The Centerm Expansion Project at the Port of Vancouver recently clinched the 2023 General Contractor Award in the Over $70 Million category from the Vancouver Regional Construction Association.
And while the accolade acknowledges the hard work of the joint-venture involved in the expansion, the impact at the port will leave a lasting impression.
A joint effort by Centennial Expansion Partners, a team made up of Dragados Canada, Fraser River Pile & Dredge (FRPD) and Jacob Bros Construction, the work carried out expanded the Port of Vancouver’s operational capacity by 50 per cent.
One of the key figures was Sarah Clark, president and CEO of FRPD. Clark, who joined FRPD in 2014, brought a wealth of experience from her previous roles, including at Bombardier Transportation and Partnerships British Columbia Inc. Under her leadership, FRPD played a critical role in the marine construction and dredging aspects of the project.
The project’s complexity was not just in its scale but also in its execution.
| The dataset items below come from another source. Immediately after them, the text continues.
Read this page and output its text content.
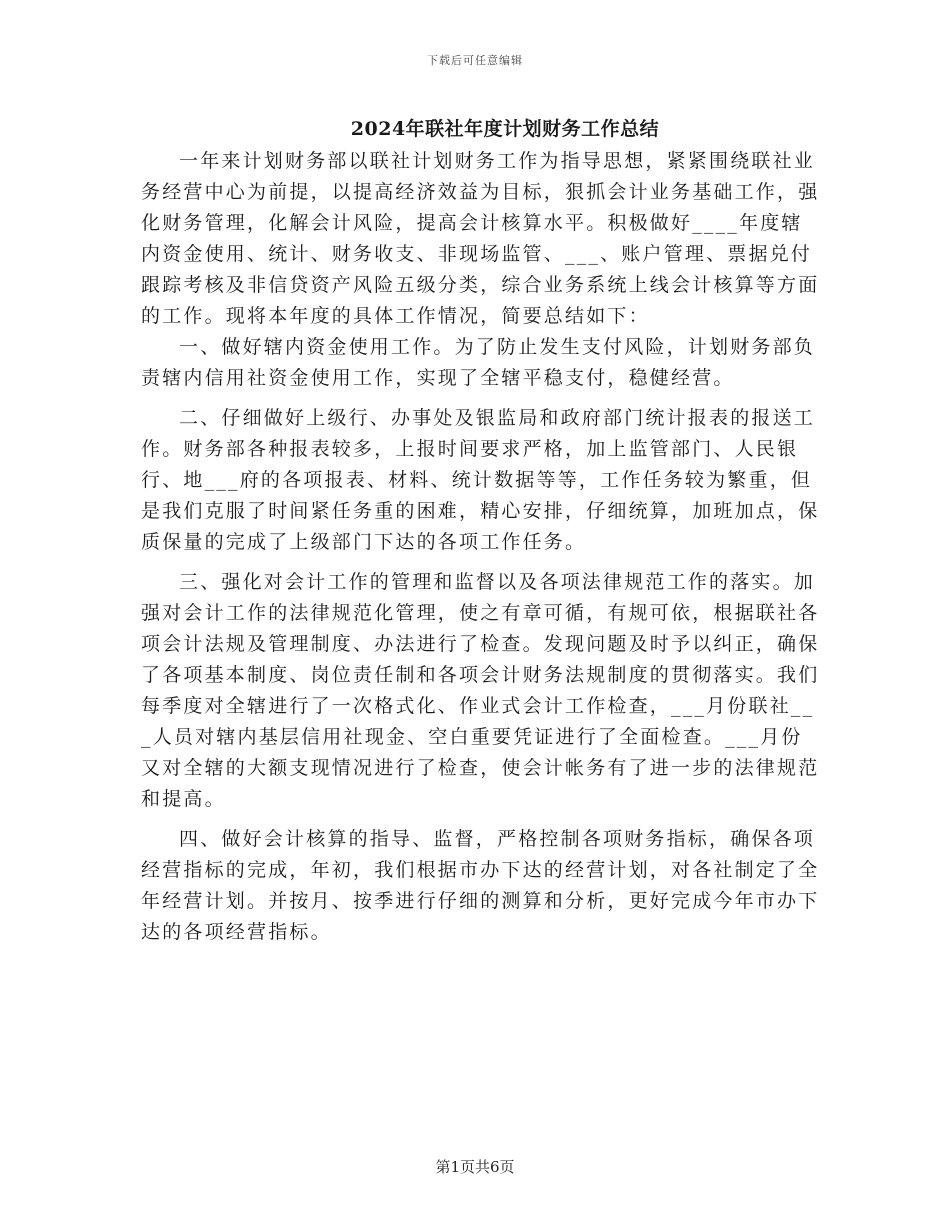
下载后可任意编辑
2024年联社年度计划财务工作总结

一年来计划财务部以联社计划财务工作为指导思想，紧紧围绕联社业务经营中心为前提，以提高经济效益为目标，狠抓会计业务基础工作，强化财务管理，化解会计风险，提高会计核算水平。积极做好____年度辖内资金使用、统计、财务收支、非现场监管、___、账户管理、票据兑付跟踪考核及非信贷资产风险五级分类，综合业务系统上线会计核算等方面的工作。现将本年度的具体工作情况，简要总结如下：

一、做好辖内资金使用工作。为了防止发生支付风险，计划财务部负责辖内信用社资金使用工作，实现了全辖平稳支付，稳健经营。

二、仔细做好上级行、办事处及银监局和政府部门统计报表的报送工作。财务部各种报表较多，上报时间要求严格，加上监管部门、人民银行、地___府的各项报表、材料、统计数据等等，工作任务较为繁重，但是我们克服了时间紧任务重的困难，精心安排，仔细统算，加班加点，保质保量的完成了上级部门下达的各项工作任务。

三、强化对会计工作的管理和监督以及各项法律规范工作的落实。加强对会计工作的法律规范化管理，使之有章可循，有规可依，根据联社各项会计法规及管理制度、办法进行了检查。发现问题及时予以纠正，确保了各项基本制度、岗位责任制和各项会计财务法规制度的贯彻落实。我们每季度对全辖进行了一次格式化、作业式会计工作检查，___月份联社___人员对辖内基层信用社现金、空白重要凭证进行了全面检查。___月份又对全辖的大额支现情况进行了检查，使会计帐务有了进一步的法律规范和提高。

四、做好会计核算的指导、监督，严格控制各项财务指标，确保各项经营指标的完成，年初，我们根据市办下达的经营计划，对各社制定了全年经营计划。并按月、按季进行仔细的测算和分析，更好完成今年市办下达的各项经营指标。

第1页共6页
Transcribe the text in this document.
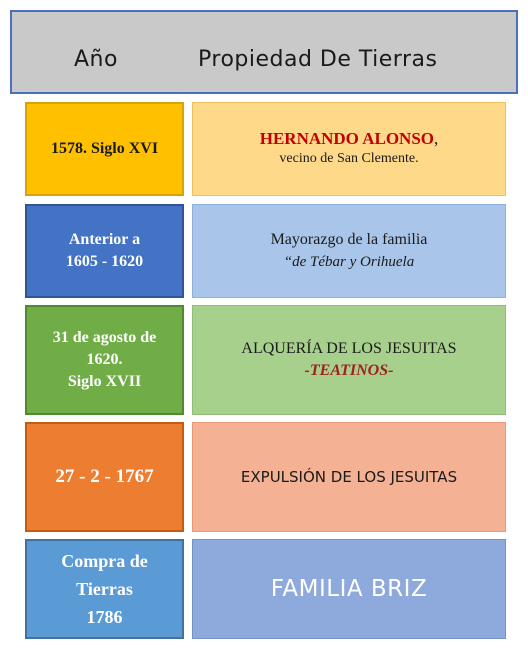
Año	Propiedad De Tierras
1578. Siglo XVI
HERNANDO ALONSO,
vecino de San Clemente.
Anterior a
1605 - 1620
Mayorazgo de la familia
“de Tébar y Orihuela
31 de agosto de
1620.
Siglo XVII
ALQUERÍA DE LOS JESUITAS
-TEATINOS-
27 - 2 - 1767	EXPULSIÓN DE LOS JESUITAS
Compra de
Tierras
1786
FAMILIA BRIZ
Working within an active terminal presented unique challenges.
“There was everything from an elevated road to improve the entrance into Centerm, to the operations building, which had a heritage façade that needed to be saved, to expanding and reorganizing the terminal itself,” Clark describes.
One of the most notable aspects of the project was the collaborative effort between the joint venture partners.
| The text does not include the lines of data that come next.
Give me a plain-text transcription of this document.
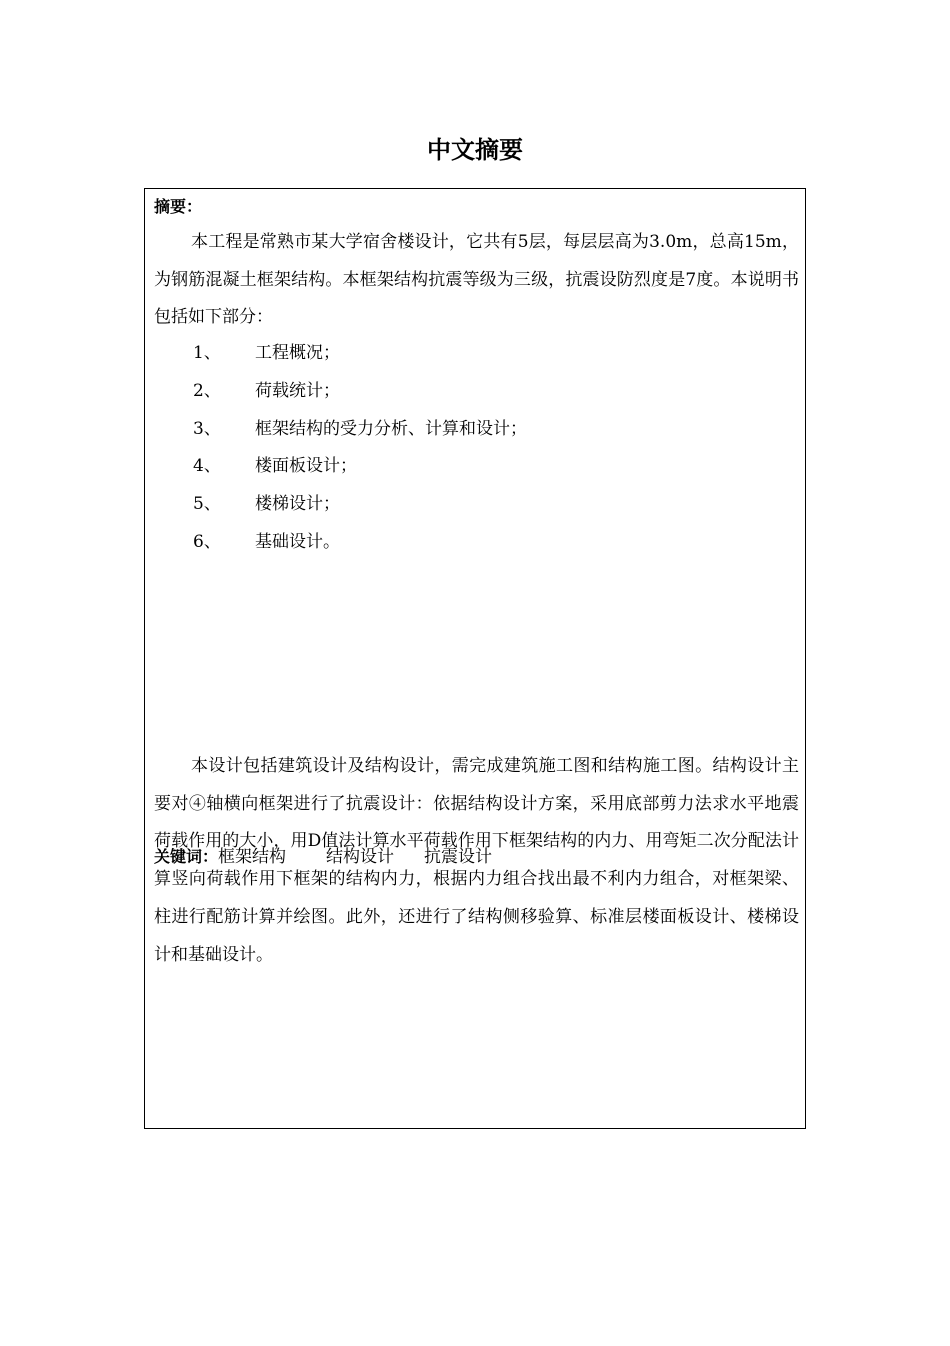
中文摘要
摘要：

本工程是常熟市某大学宿舍楼设计，它共有5层，每层层高为3.0m，总高15m，为钢筋混凝土框架结构。本框架结构抗震等级为三级，抗震设防烈度是7度。本说明书包括如下部分：

1、 工程概况；
2、 荷载统计；
3、 框架结构的受力分析、计算和设计；
4、 楼面板设计；
5、 楼梯设计；
6、 基础设计。

本设计包括建筑设计及结构设计，需完成建筑施工图和结构施工图。结构设计主要对④轴横向框架进行了抗震设计：依据结构设计方案，采用底部剪力法求水平地震荷载作用的大小，用D值法计算水平荷载作用下框架结构的内力、用弯矩二次分配法计算竖向荷载作用下框架的结构内力，根据内力组合找出最不利内力组合，对框架梁、柱进行配筋计算并绘图。此外，还进行了结构侧移验算、标准层楼面板设计、楼梯设计和基础设计。

关键词：框架结构 结构设计 抗震设计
“Having the right partners from the beginning and working together was crucial,” Clark states, as they worked together to combat challenges such as the COVID-19 pandemic and extreme inflation.
“The partners all really banded together to have a successful project.”
The Centerm Expansion Project was more than just a construction endeavour; it was an exercise in environmental stewardship and innovation.
Dealing with brownfield conditions and unexpected utilities unearthed challenges, FRPD’s expertise in marine construction was put to task.
“We’re very used to working in the water, dealing with contaminated soil and implementing construction practices that aren’t harmful to fish,” Clark mentions.
FRPD’s role in the dredging aspect was particularly significant, utilizing their hopper dredge, usually employed in clearing shipping lanes on the Fraser River.
“Once the contaminated soil was removed, we were able to use the hopper to speed up the dredging process,” Clark explains.
The journey to completion was a marathon of meticulous planning and execution, often requiring round-the-clock work.
“We did a lot of dredging and placing 24 hours a day to meet the timelines of the environmental permits,” Clark recalls.
The Centerm Expansion Project’s scope was vast and multifaceted.
It involved expanding the terminal footprint by 15 per cent, reconfiguring and expanding the container yard, and building new state-of-the-art truck gates and an operations building that integrated the historical facade of the original structure.
Moreover, the project saw the creation of a new overpass on Centennial Road and modifications to Waterfront Road, enhancing the continuous port road from Canada Place to Highway 1.
The removal of the Heatley Road overpass was a key aspect of these changes.
By raising the terminal’s container handling capacity from 900,000 to 1.5 million 20-foot equivalent unit containers (TEUs), the expansion directly addresses the rising demands in container trade.
This enhancement is seen as crucial in meeting the short-term needs and plays a vital role in accommodating the long-term growth trajectory of Canada’s container trade, ensuring the Port of Vancouver continues to efficiently connect Canadian businesses with global markets, explains the port.
As the project reached substantial completion in 2022, Clark reflects on the journey and the collaboration that made it possible.
“It’s going to sound canned, but projects only happen because people work hard, and every stakeholder has an interest in the success,” she says.